Africa between the World Wars

Sub-Saharan Africa 1936.0509

Second Italo-Ethiopian War

League of Nations Africa, Second Italo-Ethiopian War (9 May 1936)

Historical Map of Sub-Saharan Africa

Following the League of Nations failure to halt Italian aggression in the Abyssinia Crisis, Italy launched a full-scale invasion of Ethiopia. Despite Ethiopian resistance, the Italians captured Addis Ababa in May 1936, annexing Ethiopia to their East African empire.

Main Events

Hamza Line

The Kingdom of Saudi Arabia claimed the Rub' al Khali (the Empty Quarter), with King Ibn Saud declaring a frontier - the Hamza line - which extended deep into the claimed territories of the British-protected states of Trucial Oman, Muscat and Oman, and Aden. In response, the British Minister to Saudi Arabia, Sir Andrew Ryan, suggested a compromise frontier - the Riyadh line - on 25 November 1935, but the dispute remained open.

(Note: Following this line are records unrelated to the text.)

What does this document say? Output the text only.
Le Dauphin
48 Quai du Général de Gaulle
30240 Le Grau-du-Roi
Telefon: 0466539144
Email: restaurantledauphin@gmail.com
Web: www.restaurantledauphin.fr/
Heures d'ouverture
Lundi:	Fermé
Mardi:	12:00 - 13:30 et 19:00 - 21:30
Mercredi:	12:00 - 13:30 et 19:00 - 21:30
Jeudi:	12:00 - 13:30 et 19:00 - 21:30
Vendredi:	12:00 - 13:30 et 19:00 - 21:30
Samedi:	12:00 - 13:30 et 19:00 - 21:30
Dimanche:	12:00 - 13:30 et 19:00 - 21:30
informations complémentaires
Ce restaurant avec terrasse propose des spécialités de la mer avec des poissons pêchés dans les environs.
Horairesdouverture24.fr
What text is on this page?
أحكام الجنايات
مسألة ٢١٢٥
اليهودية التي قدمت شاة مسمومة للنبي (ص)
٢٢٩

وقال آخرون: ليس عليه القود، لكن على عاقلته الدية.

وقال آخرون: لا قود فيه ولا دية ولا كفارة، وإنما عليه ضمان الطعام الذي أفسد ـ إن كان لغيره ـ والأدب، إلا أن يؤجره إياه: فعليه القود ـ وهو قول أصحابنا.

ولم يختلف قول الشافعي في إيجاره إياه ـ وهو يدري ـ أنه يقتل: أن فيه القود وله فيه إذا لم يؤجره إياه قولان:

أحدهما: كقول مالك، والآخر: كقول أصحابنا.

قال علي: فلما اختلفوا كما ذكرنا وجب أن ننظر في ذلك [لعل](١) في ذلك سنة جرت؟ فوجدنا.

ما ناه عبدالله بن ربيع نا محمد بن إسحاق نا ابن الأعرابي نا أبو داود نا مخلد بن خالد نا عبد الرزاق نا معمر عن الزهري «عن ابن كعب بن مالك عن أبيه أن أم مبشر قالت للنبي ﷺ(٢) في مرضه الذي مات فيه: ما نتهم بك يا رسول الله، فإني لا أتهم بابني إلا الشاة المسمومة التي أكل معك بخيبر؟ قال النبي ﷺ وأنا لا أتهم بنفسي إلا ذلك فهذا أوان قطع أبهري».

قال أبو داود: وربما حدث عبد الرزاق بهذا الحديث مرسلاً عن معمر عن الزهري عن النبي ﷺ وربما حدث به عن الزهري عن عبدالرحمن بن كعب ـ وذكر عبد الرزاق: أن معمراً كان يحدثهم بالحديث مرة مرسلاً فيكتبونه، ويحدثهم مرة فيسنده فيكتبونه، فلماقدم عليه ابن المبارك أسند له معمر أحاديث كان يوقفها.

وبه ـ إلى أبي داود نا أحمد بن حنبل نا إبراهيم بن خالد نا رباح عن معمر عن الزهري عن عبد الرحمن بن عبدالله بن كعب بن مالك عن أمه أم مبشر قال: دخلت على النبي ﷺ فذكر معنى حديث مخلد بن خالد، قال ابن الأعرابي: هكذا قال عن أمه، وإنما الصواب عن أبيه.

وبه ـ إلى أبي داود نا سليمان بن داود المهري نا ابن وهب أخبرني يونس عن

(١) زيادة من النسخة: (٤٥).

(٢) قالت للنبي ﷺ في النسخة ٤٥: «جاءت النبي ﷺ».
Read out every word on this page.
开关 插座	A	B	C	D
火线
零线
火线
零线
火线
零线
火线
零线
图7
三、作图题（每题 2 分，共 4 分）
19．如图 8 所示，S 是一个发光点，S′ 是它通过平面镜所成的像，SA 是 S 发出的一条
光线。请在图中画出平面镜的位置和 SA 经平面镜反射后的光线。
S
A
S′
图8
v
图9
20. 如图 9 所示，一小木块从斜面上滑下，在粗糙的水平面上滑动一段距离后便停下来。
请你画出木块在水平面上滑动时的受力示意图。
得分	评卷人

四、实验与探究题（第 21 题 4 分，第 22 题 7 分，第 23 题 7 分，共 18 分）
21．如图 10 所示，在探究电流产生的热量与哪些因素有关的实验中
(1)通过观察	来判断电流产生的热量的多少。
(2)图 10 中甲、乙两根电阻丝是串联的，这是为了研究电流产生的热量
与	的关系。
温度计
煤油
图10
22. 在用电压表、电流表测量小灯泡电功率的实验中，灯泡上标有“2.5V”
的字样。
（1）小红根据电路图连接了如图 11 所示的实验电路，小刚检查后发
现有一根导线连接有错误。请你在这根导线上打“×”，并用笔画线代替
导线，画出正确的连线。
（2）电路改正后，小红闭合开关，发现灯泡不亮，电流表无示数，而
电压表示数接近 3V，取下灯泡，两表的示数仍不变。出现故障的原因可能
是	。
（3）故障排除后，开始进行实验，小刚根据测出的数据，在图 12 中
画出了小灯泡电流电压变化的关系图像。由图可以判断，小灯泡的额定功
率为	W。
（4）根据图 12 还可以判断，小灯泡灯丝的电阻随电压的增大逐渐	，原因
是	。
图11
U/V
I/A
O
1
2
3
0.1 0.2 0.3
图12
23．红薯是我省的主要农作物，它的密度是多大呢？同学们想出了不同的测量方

Outbreak of Second Italo-Ethiopian War

At 5:00 am Italian troops under General Emilio de Bono crossed the Mareb River from Eritrea into Ethiopia. On the same day, Italian forces in Somalia began a series of attacks across the Ogaden into southern and eastern Ethiopia. In response to these undeclared Italian invasions, Ethiopia declared war on Italy.

March of the Iron Will

An Italian mechanized column under Marshal of Italy Pietro Badoglio advanced from Dessie to capture Addis Ababa, capital of the Ethiopian Empire. The march was largely unopposed as the Imperial Ethiopian Army had by this point been severely weakened by bombing and poison gas attacks, with the last major Ethiopian counterattack being defeated at Maychew on 31 March. Unable to defend the capital, Emperor Haile Selassie fled into exile on 2 May, three days before the Italians arrive.

Italian annexation of Ethiopia

The Italian government under Duce Benito Mussolini proclaimed the annexation of Ethiopia into Italian East Africa, with King Emmanuel assuming the title of Emperor of Ethiopia. However most of the country was still unconquered and the last Ethiopian army would not surrender until the end of the year.